'Synthetic Magnetism' Demonstrated
For the first time, physicists have used laser light to create "synthetic magnetism," an exotic condition in which neutral atoms suddenly begin to behave as if they were charged particles interacting with a magnetic field -- even though no such field is present and the atoms have no charge. The achievement provides unprecedented insights into fundamental physics and the behavior of quantum objects, and opens up entirely new ways to study the nature of condensed-matter systems that were barely imaginable before. In the experiment, a Bose-Einstein condensate (BEC) of rubidium atoms was irradiated by two near-infrared (wavelength, λ=801.7 nm) laser beams, oriented at 90 degree angles to each other.
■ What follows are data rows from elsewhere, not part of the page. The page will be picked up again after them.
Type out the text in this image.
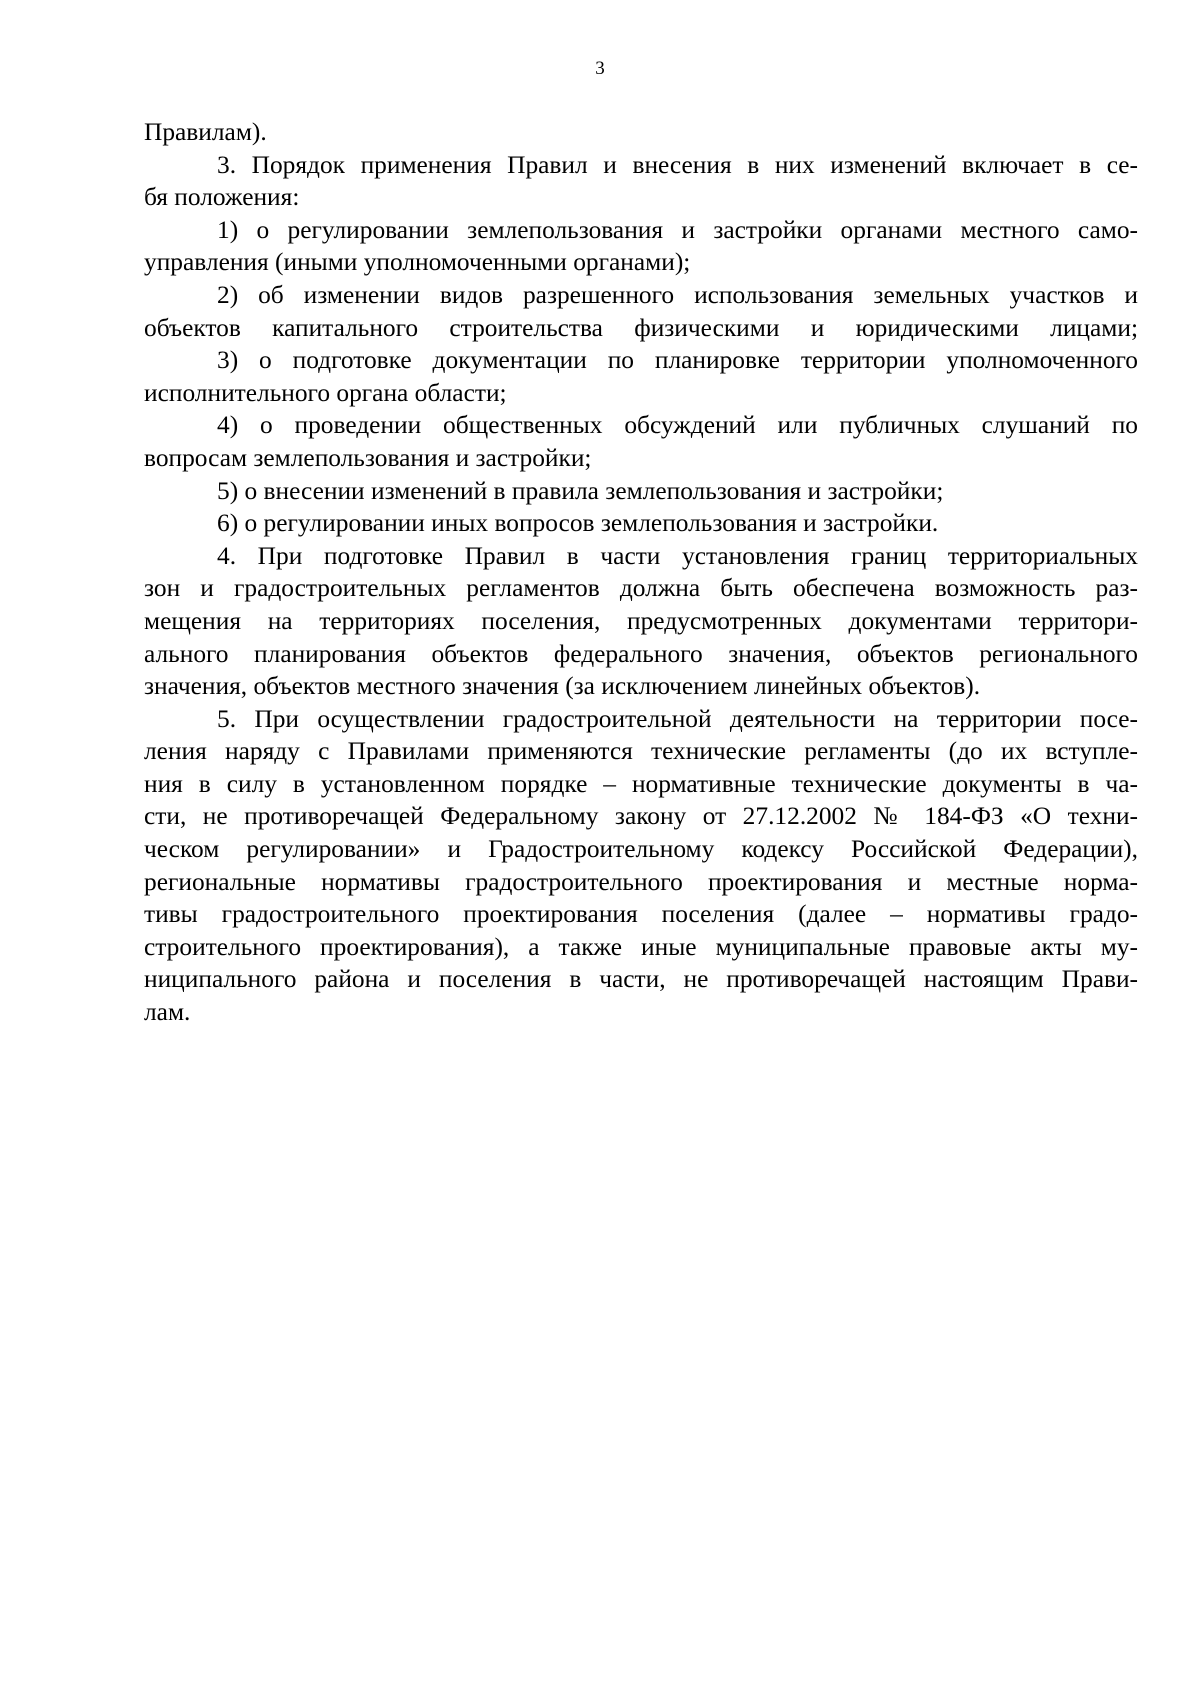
3
Правилам).
3. Порядок применения Правил и внесения в них изменений включает в се-
бя положения:
1) о регулировании землепользования и застройки органами местного само-
управления (иными уполномоченными органами);
2) об изменении видов разрешенного использования земельных участков и
объектов капитального строительства физическими и юридическими лицами;
3) о подготовке документации по планировке территории уполномоченного
исполнительного органа области;
4) о проведении общественных обсуждений или публичных слушаний по
вопросам землепользования и застройки;
5) о внесении изменений в правила землепользования и застройки;
6) о регулировании иных вопросов землепользования и застройки.
4. При подготовке Правил в части установления границ территориальных
зон и градостроительных регламентов должна быть обеспечена возможность раз-
мещения на территориях поселения, предусмотренных документами территори-
ального планирования объектов федерального значения, объектов регионального
значения, объектов местного значения (за исключением линейных объектов).
5. При осуществлении градостроительной деятельности на территории посе-
ления наряду с Правилами применяются технические регламенты (до их вступле-
ния в силу в установленном порядке – нормативные технические документы в ча-
сти, не противоречащей Федеральному закону от 27.12.2002 № 184-ФЗ «О техни-
ческом регулировании» и Градостроительному кодексу Российской Федерации),
региональные нормативы градостроительного проектирования и местные норма-
тивы градостроительного проектирования поселения (далее – нормативы градо-
строительного проектирования), а также иные муниципальные правовые акты му-
ниципального района и поселения в части, не противоречащей настоящим Прави-
лам.
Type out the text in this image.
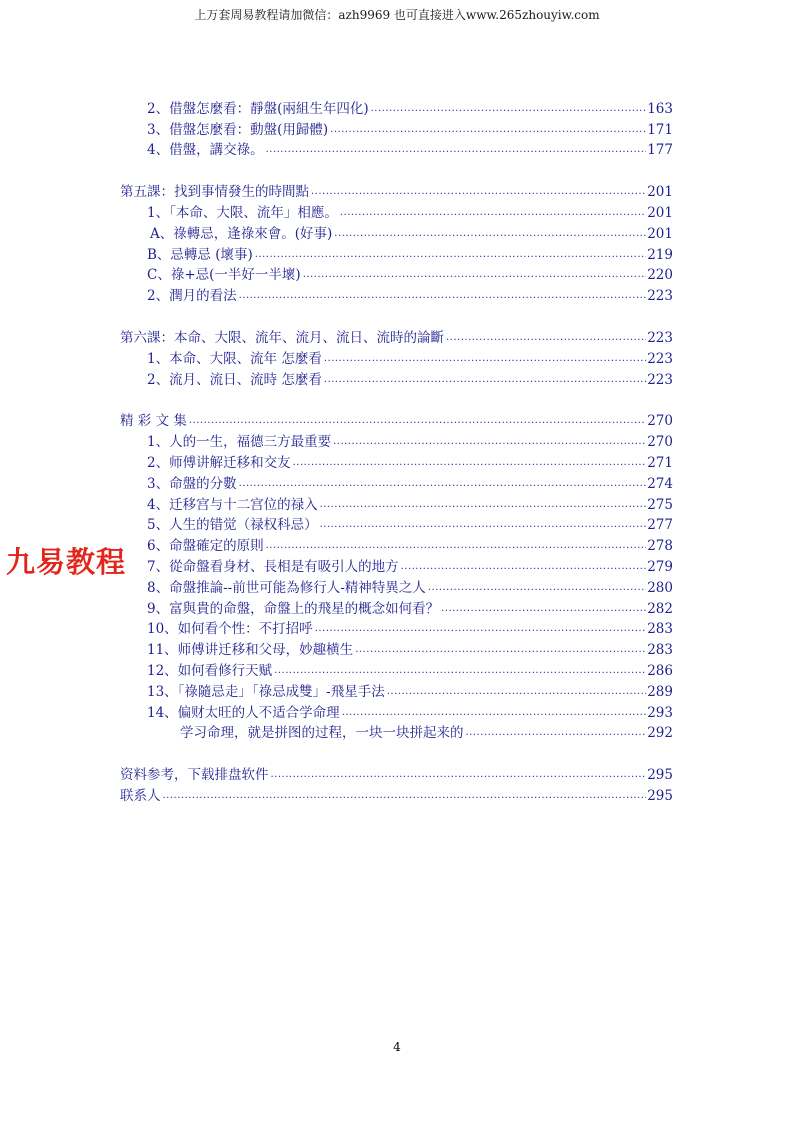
上万套周易教程请加微信：azh9969 也可直接进入www.265zhouyiw.com
2、借盤怎麼看：靜盤(兩組生年四化) .....	163
3、借盤怎麼看：動盤(用歸體) .....	171
4、借盤，講交祿。 .....	177
第五課：找到事情發生的時間點 .....	201
1、「本命、大限、流年」相應。 .....	201
A、祿轉忌，逢祿來會。(好事) .....	201
B、忌轉忌 (壞事) .....	219
C、祿+忌(一半好一半壞) .....	220
2、潤月的看法 .....	223
第六課：本命、大限、流年、流月、流日、流時的論斷 .....	223
1、本命、大限、流年 怎麼看 .....	223
2、流月、流日、流時 怎麼看 .....	223
精 彩 文 集 .....	270
1、人的一生，福德三方最重要 .....	270
2、师傅讲解迁移和交友 .....	271
3、命盤的分數 .....	274
4、迁移宫与十二宫位的禄入 .....	275
5、人生的错觉（禄权科忌） .....	277
6、命盤確定的原則 .....	278
7、從命盤看身材、長相是有吸引人的地方 .....	279
8、命盤推論--前世可能為修行人-精神特異之人 .....	280
9、富與貴的命盤，命盤上的飛星的概念如何看？ .....	282
10、如何看个性：不打招呼 .....	283
11、师傅讲迁移和父母，妙趣横生 .....	283
12、如何看修行天赋 .....	286
13、「祿隨忌走」「祿忌成雙」-飛星手法 .....	289
14、偏财太旺的人不适合学命理 .....	293
学习命理，就是拼图的过程，一块一块拼起来的 .....	292
资料参考，下载排盘软件 .....	295
联系人 .....	295
九易教程
4
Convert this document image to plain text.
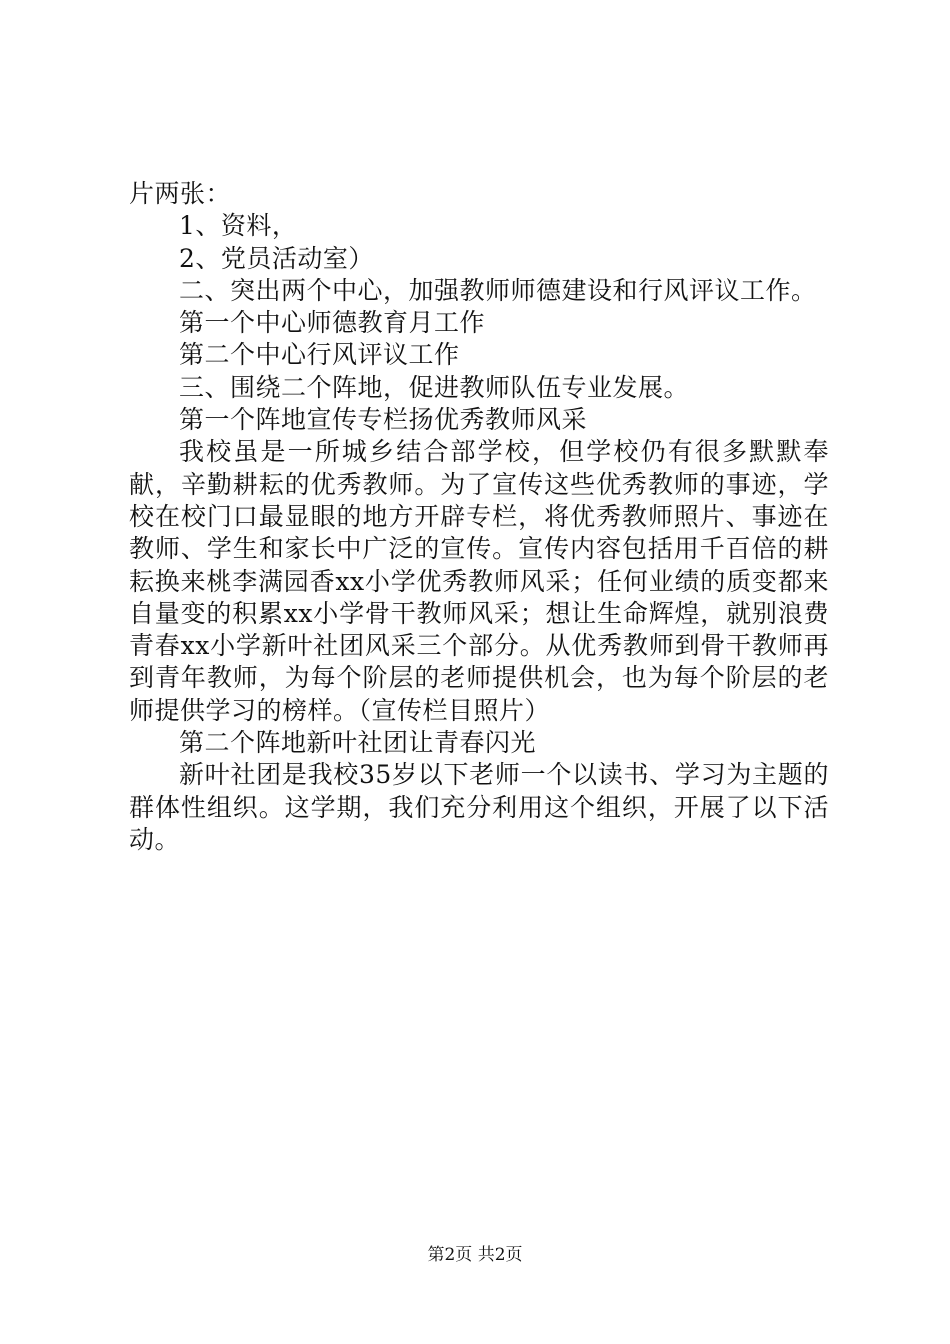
片两张：

1、资料，

2、党员活动室）

二、突出两个中心，加强教师师德建设和行风评议工作。

第一个中心师德教育月工作

第二个中心行风评议工作

三、围绕二个阵地，促进教师队伍专业发展。

第一个阵地宣传专栏扬优秀教师风采

我校虽是一所城乡结合部学校，但学校仍有很多默默奉献，辛勤耕耘的优秀教师。为了宣传这些优秀教师的事迹，学校在校门口最显眼的地方开辟专栏，将优秀教师照片、事迹在教师、学生和家长中广泛的宣传。宣传内容包括用千百倍的耕耘换来桃李满园香xx小学优秀教师风采；任何业绩的质变都来自量变的积累xx小学骨干教师风采；想让生命辉煌，就别浪费青春xx小学新叶社团风采三个部分。从优秀教师到骨干教师再到青年教师，为每个阶层的老师提供机会，也为每个阶层的老师提供学习的榜样。（宣传栏目照片）

第二个阵地新叶社团让青春闪光

新叶社团是我校35岁以下老师一个以读书、学习为主题的群体性组织。这学期，我们充分利用这个组织，开展了以下活动。

第2页 共2页
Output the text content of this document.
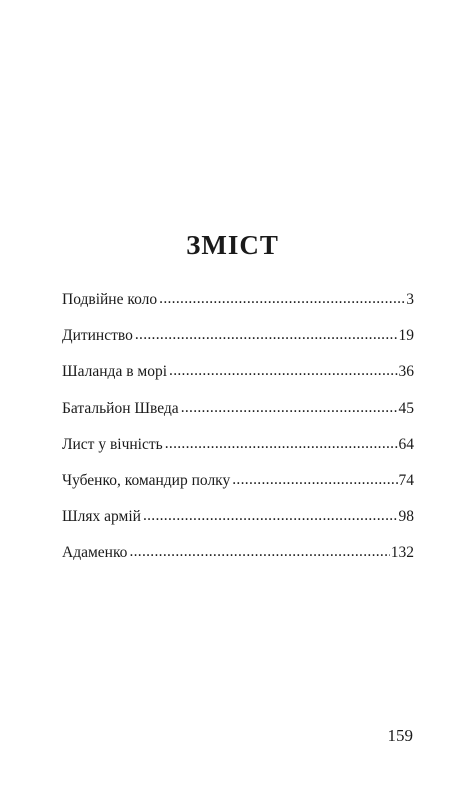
ЗМІСТ
Подвійне коло .....	3
Дитинство .....	19
Шаланда в морі .....	36
Батальйон Шведа .....	45
Лист у вічність .....	64
Чубенко, командир полку .....	74
Шлях армій .....	98
Адаменко .....	132
159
The scientists adjusted the beams to have very slightly different frequencies. The cumulative effect of the two beams, in conjunction with a weak magnetic bias field, altered the properties of the atoms (in particular, their momentum along one axis) in a way that depended on their location in the trap and their interaction with the beams. Those differences, the researchers found, could be tuned by making slight changes in the frequencies of the laser beams, in effect conferring a “charge” on sub-populations of the neutral atoms and creating a synthetic magnetic field to which they reacted. As a result, groups of atoms began to form vortices within the BEC.